In the present study, quantitative RT-PCR revealed the presence of S100A4 mRNA in non-tumor mucosal samples from young patients. The non-metastatic LNs expressed S100A4 mRNA at low levels. The levels of S100A4 mRNA in the GC tissues and metastatic LNs were significantly higher compared with those in the matched normal gastric mucosa and non-metastatic LNs, respectively. Similarly, S100A4 expression was also detected using IHC. IHC showed that the S100A4 protein was associated with GC cells and other non-parenchymal cell types including lymphocytes. The proportion of specimens with epithelial cells stained for S100A4 increased between the GC tissues and metastatic LNs. However, no significant difference was observed. By contrast, the proportion of lymphocytes stained for S100A4 remained at a consistently high level in the normal gastric tissues, GC tissues and metastatic LNs.
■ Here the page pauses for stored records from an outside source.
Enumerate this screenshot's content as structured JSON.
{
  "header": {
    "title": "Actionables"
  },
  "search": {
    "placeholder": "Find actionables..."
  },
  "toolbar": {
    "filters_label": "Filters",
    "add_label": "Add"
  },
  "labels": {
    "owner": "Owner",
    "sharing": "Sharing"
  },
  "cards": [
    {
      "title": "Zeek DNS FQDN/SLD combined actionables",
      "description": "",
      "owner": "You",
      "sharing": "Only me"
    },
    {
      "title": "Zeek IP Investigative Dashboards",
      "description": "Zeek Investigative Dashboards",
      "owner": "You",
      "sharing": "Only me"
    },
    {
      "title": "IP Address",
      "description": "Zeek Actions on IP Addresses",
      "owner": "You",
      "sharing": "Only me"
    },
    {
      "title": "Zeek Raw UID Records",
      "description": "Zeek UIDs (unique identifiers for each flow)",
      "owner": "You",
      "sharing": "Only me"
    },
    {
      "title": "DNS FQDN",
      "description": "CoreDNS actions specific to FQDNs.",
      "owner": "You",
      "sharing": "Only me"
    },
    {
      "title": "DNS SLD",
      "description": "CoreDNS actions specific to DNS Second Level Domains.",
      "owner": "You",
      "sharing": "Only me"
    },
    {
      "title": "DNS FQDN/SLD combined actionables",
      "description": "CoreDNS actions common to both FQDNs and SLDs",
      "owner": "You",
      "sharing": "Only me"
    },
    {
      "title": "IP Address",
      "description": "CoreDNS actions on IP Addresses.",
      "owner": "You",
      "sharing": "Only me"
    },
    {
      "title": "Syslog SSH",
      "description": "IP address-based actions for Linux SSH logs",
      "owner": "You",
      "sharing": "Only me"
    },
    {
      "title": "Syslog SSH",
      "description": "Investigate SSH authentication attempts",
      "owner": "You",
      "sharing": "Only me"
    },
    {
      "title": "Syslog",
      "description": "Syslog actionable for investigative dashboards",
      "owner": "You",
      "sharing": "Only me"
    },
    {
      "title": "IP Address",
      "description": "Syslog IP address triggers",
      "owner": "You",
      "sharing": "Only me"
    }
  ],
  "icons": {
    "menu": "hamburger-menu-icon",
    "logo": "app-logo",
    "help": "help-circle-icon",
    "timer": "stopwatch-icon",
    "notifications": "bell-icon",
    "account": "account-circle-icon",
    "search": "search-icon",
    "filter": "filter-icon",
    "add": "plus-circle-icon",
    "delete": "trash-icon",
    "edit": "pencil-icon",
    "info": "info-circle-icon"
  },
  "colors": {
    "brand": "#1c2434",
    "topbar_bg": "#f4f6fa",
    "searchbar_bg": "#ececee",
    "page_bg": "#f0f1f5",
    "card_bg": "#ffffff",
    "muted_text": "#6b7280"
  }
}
Significant differences in the expression levels of the S100A4 protein were observed among the TNM stages of GC, as well as between metastatic GC and non-metastatic GC. The results of the present study are consistent with the results of previous studies (1214), in which S100A4 expression detected via IHC was increased in malignant relative to non-malignant GC specimens. Moreover, the deeper and more invasive regions of the specimens in these studies were enhanced in immunohistochemically detectable S100A4. This suggests that high levels of S100A4 protein are associated with the invading regions of the tumors. S100A4 overexpression was more frequently observed in the metastatic LNs than in the primary GC tissues from young patients. However, no significant difference was observed.

Previous studies reported that S100A4 overexpression is closely correlated with several factors for GC aggressiveness, such as LN metastasis, distant metastasis and TNM stage (1214). In the present study, similar results were observed in the young GC patients. These data further support a significant correlation between S100A4 overexpression and GC progression, indicating the putative role of S100A4 in tumor cell aggressiveness.

In conclusion, S100A4 overexpression is an independent predictor of adverse prognosis in young GC patients. Thus, it may be used as a biomarker in future clinical studies.


This work was supported by the China National Natural Science Fund Committee (Grant No. 30971421) and Tianjin Natural Science Fund Committee (Grant No. 10JCYBJC10200).